While title The Find of a Lifetime implies that Evans work at Knossos is the centerpiece of the work, that part of Evans life is really only handled in an abbreviated, cursory manner. Only the rough, highpoint aspects of it are covered, and far more detailed attention is paid to Evans early life as the son of an equally prominent antiquarian and scholar (Sir John Evans), as well as his years in the Balkans and various crusades for Balkan independence and freedom from the Ottoman Empire. His years as Keeper of the Ashmolean Museum in Oxford are also covered, including his work to transform that institution into the world class museum it is today. But really, his work at Knossos remains his most important contribution, and I was rather disappointed to find that this book covers it in such a rudimentary way. Perhaps the author felt that much of that story was already well known and hence more attention should be paid to the less known aspects of Evans life. To be sure, the entire subject is not ignored, and some effort is made to track Evans various thoughts and scholarly debates. But compared to the non-archeological aspects of the work, I found the coverage of the archeological aspects of Evans life to be decidedly lacking, a definite defect for the biography of someone who is regarded as one of the great Archeologists of all time.

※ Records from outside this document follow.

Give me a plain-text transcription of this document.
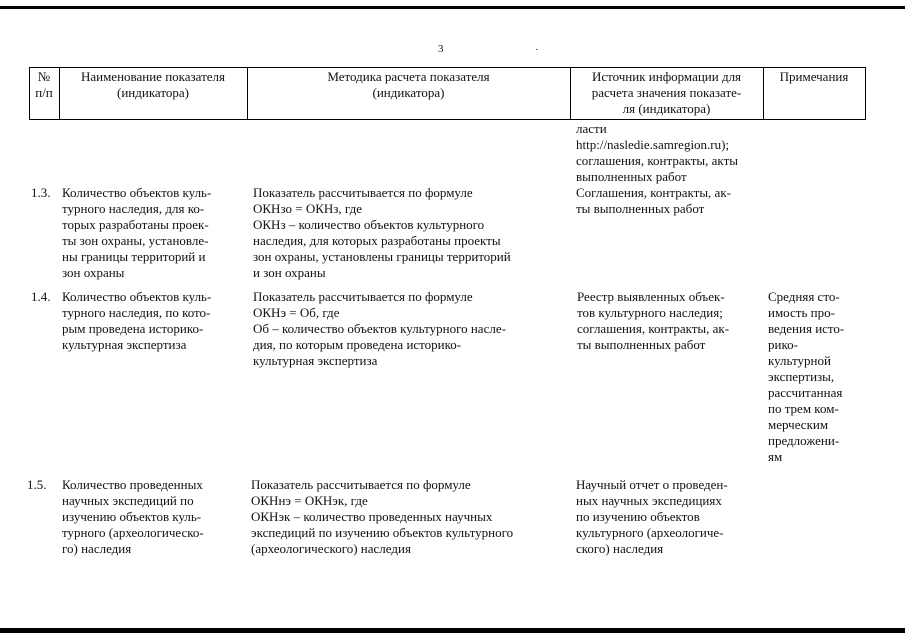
3	·
№
п/п
Наименование показателя
(индикатора)
Методика расчета показателя
(индикатора)
Источник информации для
расчета значения показате-
ля (индикатора)
Примечания
ласти
http://nasledie.samregion.ru);
соглашения, контракты, акты
выполненных работ
1.3. Количество объектов куль-
турного наследия, для ко-
торых разработаны проек-
ты зон охраны, установле-
ны границы территорий и
зон охраны
Показатель рассчитывается по формуле
ОКНзо = ОКНз, где
ОКНз – количество объектов культурного
наследия, для которых разработаны проекты
зон охраны, установлены границы территорий
и зон охраны
Соглашения, контракты, ак-
ты выполненных работ
1.4. Количество объектов куль-
турного наследия, по кото-
рым проведена историко-
культурная экспертиза
Показатель рассчитывается по формуле
ОКНэ = Об, где
Об – количество объектов культурного насле-
дия, по которым проведена историко-
культурная экспертиза
Реестр выявленных объек-
тов культурного наследия;
соглашения, контракты, ак-
ты выполненных работ
Средняя сто-
имость про-
ведения исто-
рико-
культурной
экспертизы,
рассчитанная
по трем ком-
мерческим
предложени-
ям
1.5. Количество проведенных
научных экспедиций по
изучению объектов куль-
турного (археологическо-
го) наследия
Показатель рассчитывается по формуле
ОКНнэ = ОКНэк, где
ОКНэк – количество проведенных научных
экспедиций по изучению объектов культурного
(археологического) наследия
Научный отчет о проведен-
ных научных экспедициях
по изучению объектов
культурного (археологиче-
ского) наследия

Horwitz’s prose is not remarkable but is readable. Her writing rarely attempts to make sense or read into Evans’ character, but instead simply reports his life matter-of-factly with little analysis. While she does do a very good job of outlining Evans life and why he is important to our understanding of ancient Aegean culture, I don’t think she does much to make us understand Evans as a person. It is an okay book, but I do not feel it is a particularly insightful one. Those who are interested in learning about the life of Evans will probably find it of interest, but those who are more interested in the actual work he did at Knossos and the Minoans in general will probably want to look elsewhere.